Ah, well... It was still a lovely day for a drive once we got beyond the busy crush of city traffic and as we headed down the western coast toward the Cape of Good Hope. We were only hoping to get part way there, since we are planning a trip to Cape Point on Monday. We were heading toward the picturesque town of Fish Hoek and driving along the coast looking out over False Bay. As we approached St. James, the coast road drew even with the water and we could easily look out over the waves crashing toward the rocks. We pulled over for a while to sit and watch and my eye was caught by something near the surface of the water. I thought I had seen something, but I could just as easily have imagined it. Then as I watched some more, 2 jets of water spewed up from the blowholes of a pair of whales swimming together. A mother and calf, perhaps?
The period from July to November is when the southern right whales come up from the cold waters of Antarctica to breed and calve in the warmer water off the southern coast of Africa. September and October are the peak months to spot the whales, which can be viewed without even setting foot on a boat. They can be spotted from land as they crest the surface of the water. As we watched, we saw first a backfin and then a whole flipper held up out of the water -- the whale must have been rolling over!
St. James seems to be a small seaside resort town. Lots of beachfront homes with a hotel and various accommodations being offered and a short stretch of antique and furniture shops mixed with art galleries to attract the tourists.
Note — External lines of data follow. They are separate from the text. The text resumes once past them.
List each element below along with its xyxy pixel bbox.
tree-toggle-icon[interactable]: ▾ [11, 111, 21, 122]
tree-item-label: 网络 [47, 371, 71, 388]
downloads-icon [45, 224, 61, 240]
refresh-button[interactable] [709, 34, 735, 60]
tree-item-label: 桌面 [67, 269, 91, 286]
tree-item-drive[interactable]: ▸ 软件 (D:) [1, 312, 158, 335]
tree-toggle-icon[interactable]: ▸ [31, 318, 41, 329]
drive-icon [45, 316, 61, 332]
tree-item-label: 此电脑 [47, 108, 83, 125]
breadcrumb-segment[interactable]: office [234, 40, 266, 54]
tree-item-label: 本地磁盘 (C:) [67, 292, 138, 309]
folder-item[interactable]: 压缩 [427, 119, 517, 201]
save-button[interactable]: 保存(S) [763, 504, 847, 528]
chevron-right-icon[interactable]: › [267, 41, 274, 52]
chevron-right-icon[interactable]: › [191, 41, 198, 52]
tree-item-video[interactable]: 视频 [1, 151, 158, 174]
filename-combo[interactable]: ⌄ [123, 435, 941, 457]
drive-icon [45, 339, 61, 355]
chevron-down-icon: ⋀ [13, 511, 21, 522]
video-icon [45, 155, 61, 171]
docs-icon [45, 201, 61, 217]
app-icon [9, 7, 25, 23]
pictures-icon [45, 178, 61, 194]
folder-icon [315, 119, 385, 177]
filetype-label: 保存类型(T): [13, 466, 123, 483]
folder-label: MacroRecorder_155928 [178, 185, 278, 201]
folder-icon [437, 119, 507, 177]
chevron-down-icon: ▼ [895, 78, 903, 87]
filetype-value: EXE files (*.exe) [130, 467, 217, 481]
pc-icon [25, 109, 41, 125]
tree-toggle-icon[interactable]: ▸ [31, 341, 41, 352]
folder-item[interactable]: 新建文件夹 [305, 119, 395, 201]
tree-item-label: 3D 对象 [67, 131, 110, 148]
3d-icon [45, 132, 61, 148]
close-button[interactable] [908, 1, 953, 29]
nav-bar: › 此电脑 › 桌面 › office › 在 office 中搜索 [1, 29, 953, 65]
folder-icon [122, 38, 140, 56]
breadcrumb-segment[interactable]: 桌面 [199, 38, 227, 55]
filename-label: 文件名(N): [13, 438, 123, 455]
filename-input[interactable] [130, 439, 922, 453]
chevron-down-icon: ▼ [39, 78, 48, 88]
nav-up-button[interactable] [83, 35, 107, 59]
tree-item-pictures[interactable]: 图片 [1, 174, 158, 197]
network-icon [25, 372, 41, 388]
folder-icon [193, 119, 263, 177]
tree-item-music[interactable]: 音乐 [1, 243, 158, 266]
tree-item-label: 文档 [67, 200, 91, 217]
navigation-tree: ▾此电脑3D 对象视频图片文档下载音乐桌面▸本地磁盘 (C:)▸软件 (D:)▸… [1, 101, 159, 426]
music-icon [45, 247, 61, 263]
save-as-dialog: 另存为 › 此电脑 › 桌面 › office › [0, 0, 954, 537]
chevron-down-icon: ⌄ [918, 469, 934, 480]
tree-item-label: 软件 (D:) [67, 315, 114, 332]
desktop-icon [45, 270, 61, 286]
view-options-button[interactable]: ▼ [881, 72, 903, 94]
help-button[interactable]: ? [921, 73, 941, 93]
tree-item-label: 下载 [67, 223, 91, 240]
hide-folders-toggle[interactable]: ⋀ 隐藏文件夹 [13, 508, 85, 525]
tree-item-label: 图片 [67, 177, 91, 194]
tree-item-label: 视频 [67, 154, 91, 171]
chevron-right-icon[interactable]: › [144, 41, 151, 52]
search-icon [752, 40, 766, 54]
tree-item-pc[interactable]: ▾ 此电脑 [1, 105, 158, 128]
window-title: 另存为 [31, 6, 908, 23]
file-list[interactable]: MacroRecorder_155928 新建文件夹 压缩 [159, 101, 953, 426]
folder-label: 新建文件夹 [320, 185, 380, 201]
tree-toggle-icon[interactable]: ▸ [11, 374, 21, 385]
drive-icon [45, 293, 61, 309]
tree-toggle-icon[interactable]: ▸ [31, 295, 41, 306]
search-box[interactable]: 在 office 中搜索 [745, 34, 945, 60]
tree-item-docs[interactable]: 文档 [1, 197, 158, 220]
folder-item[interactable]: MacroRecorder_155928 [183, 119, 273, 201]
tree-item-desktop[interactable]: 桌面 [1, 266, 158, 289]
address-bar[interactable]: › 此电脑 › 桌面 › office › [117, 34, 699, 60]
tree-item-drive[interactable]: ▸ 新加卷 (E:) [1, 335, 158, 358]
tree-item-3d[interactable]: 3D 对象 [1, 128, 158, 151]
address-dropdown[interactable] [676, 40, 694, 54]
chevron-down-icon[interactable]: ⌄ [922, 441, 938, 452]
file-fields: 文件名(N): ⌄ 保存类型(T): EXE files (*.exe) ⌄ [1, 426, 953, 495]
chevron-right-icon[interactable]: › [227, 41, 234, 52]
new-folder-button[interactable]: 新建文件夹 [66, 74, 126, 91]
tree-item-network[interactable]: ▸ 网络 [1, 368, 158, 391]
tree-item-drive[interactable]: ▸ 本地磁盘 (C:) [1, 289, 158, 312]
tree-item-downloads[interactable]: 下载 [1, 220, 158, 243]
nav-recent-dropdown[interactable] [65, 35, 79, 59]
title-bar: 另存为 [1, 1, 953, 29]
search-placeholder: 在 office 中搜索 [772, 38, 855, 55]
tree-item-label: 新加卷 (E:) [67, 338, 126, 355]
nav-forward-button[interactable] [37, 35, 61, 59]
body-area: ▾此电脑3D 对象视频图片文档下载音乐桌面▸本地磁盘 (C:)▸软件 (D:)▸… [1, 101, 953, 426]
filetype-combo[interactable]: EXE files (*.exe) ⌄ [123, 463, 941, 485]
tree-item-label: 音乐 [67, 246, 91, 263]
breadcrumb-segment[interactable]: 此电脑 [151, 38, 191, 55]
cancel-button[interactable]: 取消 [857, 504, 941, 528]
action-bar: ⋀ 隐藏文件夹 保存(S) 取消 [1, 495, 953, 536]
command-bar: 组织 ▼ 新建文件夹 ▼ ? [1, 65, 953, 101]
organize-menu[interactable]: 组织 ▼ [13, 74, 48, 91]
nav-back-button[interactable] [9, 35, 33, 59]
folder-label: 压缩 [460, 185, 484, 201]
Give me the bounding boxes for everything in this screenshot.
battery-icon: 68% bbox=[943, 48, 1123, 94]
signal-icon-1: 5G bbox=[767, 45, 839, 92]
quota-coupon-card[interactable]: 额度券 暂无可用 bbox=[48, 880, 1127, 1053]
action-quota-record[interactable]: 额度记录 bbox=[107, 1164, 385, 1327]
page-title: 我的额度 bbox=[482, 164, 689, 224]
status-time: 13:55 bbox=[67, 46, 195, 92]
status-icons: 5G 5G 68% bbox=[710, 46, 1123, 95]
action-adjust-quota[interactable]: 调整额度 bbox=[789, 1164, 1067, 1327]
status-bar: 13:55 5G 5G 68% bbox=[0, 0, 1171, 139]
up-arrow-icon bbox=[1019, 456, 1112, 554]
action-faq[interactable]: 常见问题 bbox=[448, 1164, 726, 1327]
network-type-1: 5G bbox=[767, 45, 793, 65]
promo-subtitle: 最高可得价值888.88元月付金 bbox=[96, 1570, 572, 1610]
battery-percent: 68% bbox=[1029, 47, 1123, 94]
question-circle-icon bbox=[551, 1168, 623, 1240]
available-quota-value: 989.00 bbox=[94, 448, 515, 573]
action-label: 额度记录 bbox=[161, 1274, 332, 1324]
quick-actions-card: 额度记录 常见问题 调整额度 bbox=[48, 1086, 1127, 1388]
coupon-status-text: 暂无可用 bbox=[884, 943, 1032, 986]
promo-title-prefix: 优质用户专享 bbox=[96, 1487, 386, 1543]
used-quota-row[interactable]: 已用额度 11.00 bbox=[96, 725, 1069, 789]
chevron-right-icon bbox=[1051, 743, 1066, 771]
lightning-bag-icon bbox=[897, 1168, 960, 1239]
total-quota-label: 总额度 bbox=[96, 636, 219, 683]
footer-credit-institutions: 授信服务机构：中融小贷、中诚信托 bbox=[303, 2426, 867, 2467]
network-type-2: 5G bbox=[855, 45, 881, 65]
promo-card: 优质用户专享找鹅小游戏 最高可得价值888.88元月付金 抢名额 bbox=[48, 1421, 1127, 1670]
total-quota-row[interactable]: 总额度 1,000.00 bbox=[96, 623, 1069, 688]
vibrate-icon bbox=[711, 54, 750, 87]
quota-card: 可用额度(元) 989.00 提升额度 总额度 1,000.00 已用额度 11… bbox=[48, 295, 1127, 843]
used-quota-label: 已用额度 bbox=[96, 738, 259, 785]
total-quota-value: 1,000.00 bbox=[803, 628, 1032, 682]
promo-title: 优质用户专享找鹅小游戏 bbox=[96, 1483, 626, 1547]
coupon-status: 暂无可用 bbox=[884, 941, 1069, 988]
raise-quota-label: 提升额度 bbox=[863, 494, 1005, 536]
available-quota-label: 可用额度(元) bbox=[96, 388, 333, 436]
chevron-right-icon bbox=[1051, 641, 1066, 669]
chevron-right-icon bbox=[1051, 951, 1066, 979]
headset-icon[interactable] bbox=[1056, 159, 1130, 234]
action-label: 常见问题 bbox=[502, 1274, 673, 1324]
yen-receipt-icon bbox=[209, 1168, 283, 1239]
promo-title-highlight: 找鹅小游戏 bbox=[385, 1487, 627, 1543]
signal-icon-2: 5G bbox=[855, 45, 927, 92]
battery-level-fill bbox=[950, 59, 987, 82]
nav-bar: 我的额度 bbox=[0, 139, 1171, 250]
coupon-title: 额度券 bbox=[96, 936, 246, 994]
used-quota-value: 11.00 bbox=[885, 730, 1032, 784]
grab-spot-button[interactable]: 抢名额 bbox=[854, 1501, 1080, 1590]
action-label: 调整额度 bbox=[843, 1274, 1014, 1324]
A number of restaurants were there to tempt -- requisite seafood restaurants, at least 3 Italian restautants, an Indian restaurant and a Japanese restaurant and sushi bar. I was ready for seafood. There was Kalky's offering "the best fish and chips" or the tonier Harbor House with glassed in walls overlooking the bay. I thought that I'd really like to have a great view over the bay looking out the 2nd story through the restaurant's vista over the water. Unfortunately, one has to be able to climb the steps to get to the restaurant on the 2nd floor. So we ended up at Kalky's after all and it was terrific! They were doing a brisk business and it's not hard to see why!
The place is quite open and laid back. The selection is varied; the portions are generous and the prices are very reasonable. What did we have? An order of fried linefish and chips (the linefish of the day was yellowtail [tuna]), an order of crayfish and chips, and a Greek salad. Edward reports that the crayfish were the "biggest damned crayfish HE'd ever eaten." I do have to spoil the fun here and tell you that the crayfish were a pair of split and fried rock lobsters. Quite a delight -- we polished off every morsel!